Podemos enumerar alguns dos maus hábitos na
utilização dos simuladores especificamente:
-
Setagem
ineficiente dos parâmetros de configuração de realismo. Dentre algumas
possibilidades, uma delas seria o ajuste de “realismo da simulação”, ou a opção
“aeronave indestrutível”, ou ainda “combustível infinito”. Tudo isso, é claro,
não quer dizer que se vá ter um resultado estritamente correto, pois sabemos que
os simuladores, por melhores que sejam, têm certas limitações em se tratando do
quesito “realidade”.
-
Utilização da função “Pause”, especialmente nos momentos críticos,
nas situações que exigem um certo tempo para que se possa fazer uma análise e
tomar a melhor decisão. Não é difícil imaginar que um simuleteiro que se utilize
disto regularmente vá ter problemas quando do início dos seus vôos de instrução
no curso de PP, por exemplo. Problemas estes que inclusive poderão vir a afetar
seriamente a segurança de vôo, dependendo da situação e da forma como o aluno
irá encará-la.
-
Total
ausência de um planejamento antes de cada vôo. Neste aspecto, podemos ver que as
consequências não só podem vir a atrapalhar, de alguma forma, os eventuais vôos
reais futuros, como já atrapalha os vôos virtuais utilizando ATC (VATSIM, IVAO,
etc), por exemplo.
-
Má
utilização dos recursos disponíveis, para um vôo ainda mais confiável. Como os
simuladores tendem a ser utilizados de forma que raramente ou nunca apresentam
problemas em seus sistemas, sejam os primários, de navegação, de motores, etc,
os pilotos virtuais acabam se vendo (mal) acostumados a ter sua rotina reduzida
às checagens básicas, quando seria interessante um constante “cross check” entre
todos os sistemas disponíveis na aeronave.

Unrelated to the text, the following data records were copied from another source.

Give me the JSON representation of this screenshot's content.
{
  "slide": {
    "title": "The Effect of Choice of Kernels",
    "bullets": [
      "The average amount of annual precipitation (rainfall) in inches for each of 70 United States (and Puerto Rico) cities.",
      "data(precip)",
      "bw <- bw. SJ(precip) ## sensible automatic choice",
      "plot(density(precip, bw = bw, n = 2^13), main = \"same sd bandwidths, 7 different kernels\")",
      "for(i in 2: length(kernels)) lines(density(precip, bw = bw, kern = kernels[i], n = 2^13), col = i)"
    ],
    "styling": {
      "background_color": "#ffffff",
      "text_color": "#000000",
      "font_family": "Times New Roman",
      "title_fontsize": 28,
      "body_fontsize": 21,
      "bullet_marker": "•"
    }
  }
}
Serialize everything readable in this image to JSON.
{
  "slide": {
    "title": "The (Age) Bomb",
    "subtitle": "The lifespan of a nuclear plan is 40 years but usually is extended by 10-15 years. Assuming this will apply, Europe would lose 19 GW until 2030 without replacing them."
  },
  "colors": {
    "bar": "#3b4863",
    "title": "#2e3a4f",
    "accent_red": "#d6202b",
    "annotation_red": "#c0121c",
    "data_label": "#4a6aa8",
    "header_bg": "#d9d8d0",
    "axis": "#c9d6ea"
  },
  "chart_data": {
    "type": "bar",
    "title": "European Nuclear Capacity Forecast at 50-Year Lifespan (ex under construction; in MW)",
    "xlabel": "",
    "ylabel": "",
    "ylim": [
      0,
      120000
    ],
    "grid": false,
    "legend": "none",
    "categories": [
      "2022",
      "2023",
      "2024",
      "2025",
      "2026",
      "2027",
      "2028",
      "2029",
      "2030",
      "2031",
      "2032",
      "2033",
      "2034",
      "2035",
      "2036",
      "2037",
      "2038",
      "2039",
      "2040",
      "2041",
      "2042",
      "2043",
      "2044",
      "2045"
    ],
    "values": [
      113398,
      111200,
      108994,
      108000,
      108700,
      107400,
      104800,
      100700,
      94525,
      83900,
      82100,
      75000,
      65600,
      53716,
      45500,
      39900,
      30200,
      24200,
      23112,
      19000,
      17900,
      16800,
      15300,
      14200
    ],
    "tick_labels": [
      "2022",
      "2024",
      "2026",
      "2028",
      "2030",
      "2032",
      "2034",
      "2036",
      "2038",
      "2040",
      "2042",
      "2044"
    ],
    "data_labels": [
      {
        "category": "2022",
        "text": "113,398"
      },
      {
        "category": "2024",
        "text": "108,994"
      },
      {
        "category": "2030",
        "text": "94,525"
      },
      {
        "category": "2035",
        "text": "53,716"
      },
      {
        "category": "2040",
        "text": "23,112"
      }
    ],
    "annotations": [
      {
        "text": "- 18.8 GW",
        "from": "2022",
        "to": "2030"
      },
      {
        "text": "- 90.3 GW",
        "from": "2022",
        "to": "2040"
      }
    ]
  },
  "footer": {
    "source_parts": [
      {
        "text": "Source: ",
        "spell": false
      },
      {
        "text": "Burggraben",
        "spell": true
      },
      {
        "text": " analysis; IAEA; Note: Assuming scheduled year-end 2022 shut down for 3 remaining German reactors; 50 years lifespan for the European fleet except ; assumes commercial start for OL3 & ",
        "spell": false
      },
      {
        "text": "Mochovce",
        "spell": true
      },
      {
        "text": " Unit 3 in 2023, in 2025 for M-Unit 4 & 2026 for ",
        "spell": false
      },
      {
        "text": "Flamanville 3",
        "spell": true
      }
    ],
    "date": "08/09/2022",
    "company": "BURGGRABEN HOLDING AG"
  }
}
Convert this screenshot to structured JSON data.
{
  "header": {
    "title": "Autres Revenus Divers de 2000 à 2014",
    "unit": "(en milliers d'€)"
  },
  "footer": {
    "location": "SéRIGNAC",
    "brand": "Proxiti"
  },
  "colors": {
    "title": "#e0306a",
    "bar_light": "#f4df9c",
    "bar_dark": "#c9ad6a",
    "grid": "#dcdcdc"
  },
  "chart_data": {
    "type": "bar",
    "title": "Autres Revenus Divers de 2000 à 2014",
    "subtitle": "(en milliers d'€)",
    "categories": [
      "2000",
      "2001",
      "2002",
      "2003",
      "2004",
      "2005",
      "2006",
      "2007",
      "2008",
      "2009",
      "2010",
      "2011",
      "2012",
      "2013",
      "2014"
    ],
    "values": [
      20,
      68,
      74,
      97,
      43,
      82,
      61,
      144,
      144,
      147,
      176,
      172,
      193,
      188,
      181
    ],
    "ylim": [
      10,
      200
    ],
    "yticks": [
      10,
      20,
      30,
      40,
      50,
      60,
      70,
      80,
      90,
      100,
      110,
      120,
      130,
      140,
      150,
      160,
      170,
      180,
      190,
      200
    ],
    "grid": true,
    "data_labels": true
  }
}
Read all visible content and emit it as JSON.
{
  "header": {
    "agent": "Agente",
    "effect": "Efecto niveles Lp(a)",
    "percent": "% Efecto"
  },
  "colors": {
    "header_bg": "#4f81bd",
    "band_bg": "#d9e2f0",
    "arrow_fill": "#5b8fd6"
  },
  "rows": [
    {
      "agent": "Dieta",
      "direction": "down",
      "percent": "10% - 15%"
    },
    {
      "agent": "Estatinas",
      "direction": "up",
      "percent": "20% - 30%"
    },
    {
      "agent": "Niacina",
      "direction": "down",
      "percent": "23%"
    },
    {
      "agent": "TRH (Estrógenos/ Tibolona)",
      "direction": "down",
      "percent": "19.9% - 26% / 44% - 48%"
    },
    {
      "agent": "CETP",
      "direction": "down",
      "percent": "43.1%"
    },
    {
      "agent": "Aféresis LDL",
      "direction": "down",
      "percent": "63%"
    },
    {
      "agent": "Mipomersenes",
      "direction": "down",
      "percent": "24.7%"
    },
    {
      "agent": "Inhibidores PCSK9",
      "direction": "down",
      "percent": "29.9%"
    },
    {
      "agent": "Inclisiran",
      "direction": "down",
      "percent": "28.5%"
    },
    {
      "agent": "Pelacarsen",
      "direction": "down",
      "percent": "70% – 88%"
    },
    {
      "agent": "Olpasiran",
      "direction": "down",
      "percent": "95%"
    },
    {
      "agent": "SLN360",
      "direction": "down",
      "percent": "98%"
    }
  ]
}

Desta forma fica fácil então notar que a utilização de simuladores de vôo como auxílio no aprendizado/treinamento pode se tornar uma faca de dois gumes. Se utilizados de forma incompleta, incorreta, não só não ajudam, como podem atrapalhar, criando “vícios” que podem ser difíceis de serem eliminados e, pior, podem comprometer o primordial, que é o vôo seguro.
Texto revisado, publicado anteriormente na AeroVirtual.